JAKARTA: Gubernur Kalimantan Timur (Kaltim) Rudy Mas’ud menilai hingga saat ini penyaluran Corporate Social Responsibility (CSR) atau tanggung jawab sosial perusahaan masih tidak sinkron dengan prioritas pembangunan daerah.
Ia mencontohkan, tambang batu bara misalnya yang sudah dimulai sejak tahun 1983 atau lebih 40 tahun lampau.
Rudy menilai, CSR yang kerap disalurkan perusahaan kepada masyarakat, umumnya hanya bersifat simbolik tanpa ada keberlanjutan.
“CSR kita masih cenderung bersifat simbolik dan tidak berkelanjutan,” kritiknya.
Hal itu ia sampaikan ketika memimpin Executive Meeting: Kolaborasi dan Akselerasi Sektor Pertambangan dan Migas dalam Mendukung Kaltim Sukses Menuju Generasi Emas di Golden Ballroom 2 The Sultan, Jakarta, Kamis, 26 Juni 2025.

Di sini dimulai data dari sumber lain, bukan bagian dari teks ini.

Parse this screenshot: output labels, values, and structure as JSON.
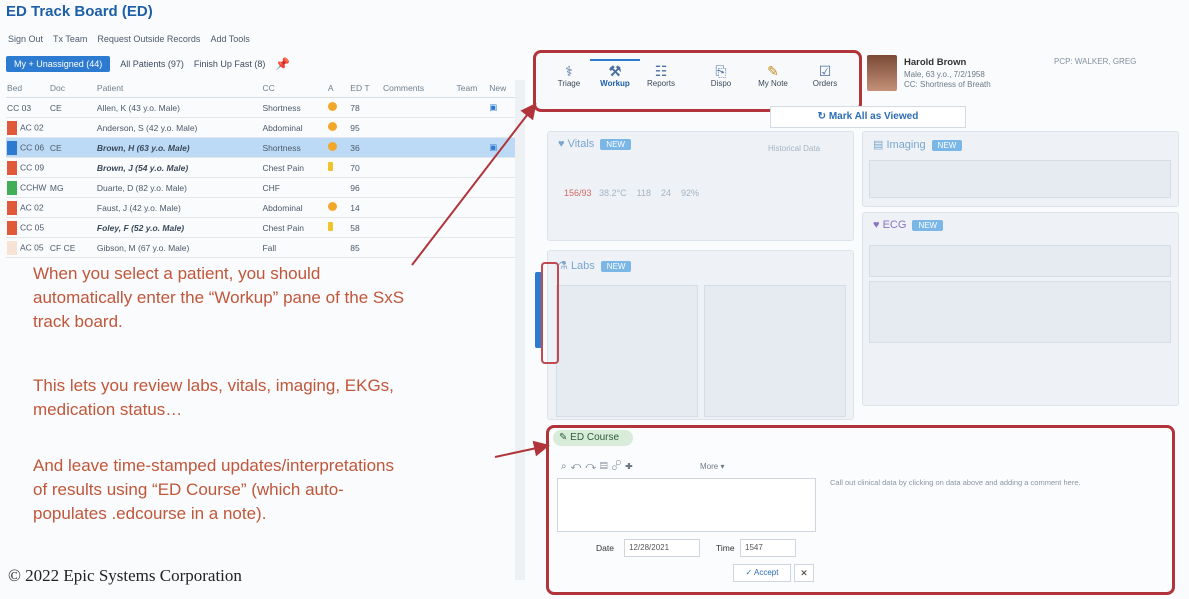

Sebagaimana diketahui, hal ini diatur dalam UU 40 Tahun 2007 tentang Perseroan Terbatas, Pasal 74, UU 25 Tahun 2007 Pasal 15b tentang Penanaman Modal, PP Nomor 47 Tahun 2012 tentang Tanggung Jawab Sosial dan Lingkungan Perseroan Terbatas serta UU Nomor 3 Tahun 2020 tentang Pertambangan Mineral dan Batubara, Pasal 108 dan 112.
Dalam UU tersebut, semua perusahaan pertambangan harus memiliki tanggung jawab terhadap dampak sosial, ekonomi dan lingkungan sebagai akibat dari aktivitas usaha mereka.
Harum, sapaan akrabnya menegaskan Pemerintah Provinsi (Pemprov) Kaltim segera membuat peta jalan (roadmap) program CSR yang akan menjelaskan lokasi program, jenis, besaran nilai dan waktu pelaksanaan CSR.
Dalam pelaksanannya, Politisi Partai Golongan Karya (Golkar) itu menginginkan adanya transparansi dan pengawasan.
“Nanti akan ada audit melibatkan Inspektorat, DLH, LSM dan masyarakat sipil,” tegasnya.
Baginya, CSR lebih dari sekadar kewajiban hukum, melainkan wujud komitmen moral dan investasi sosial jangka panjang.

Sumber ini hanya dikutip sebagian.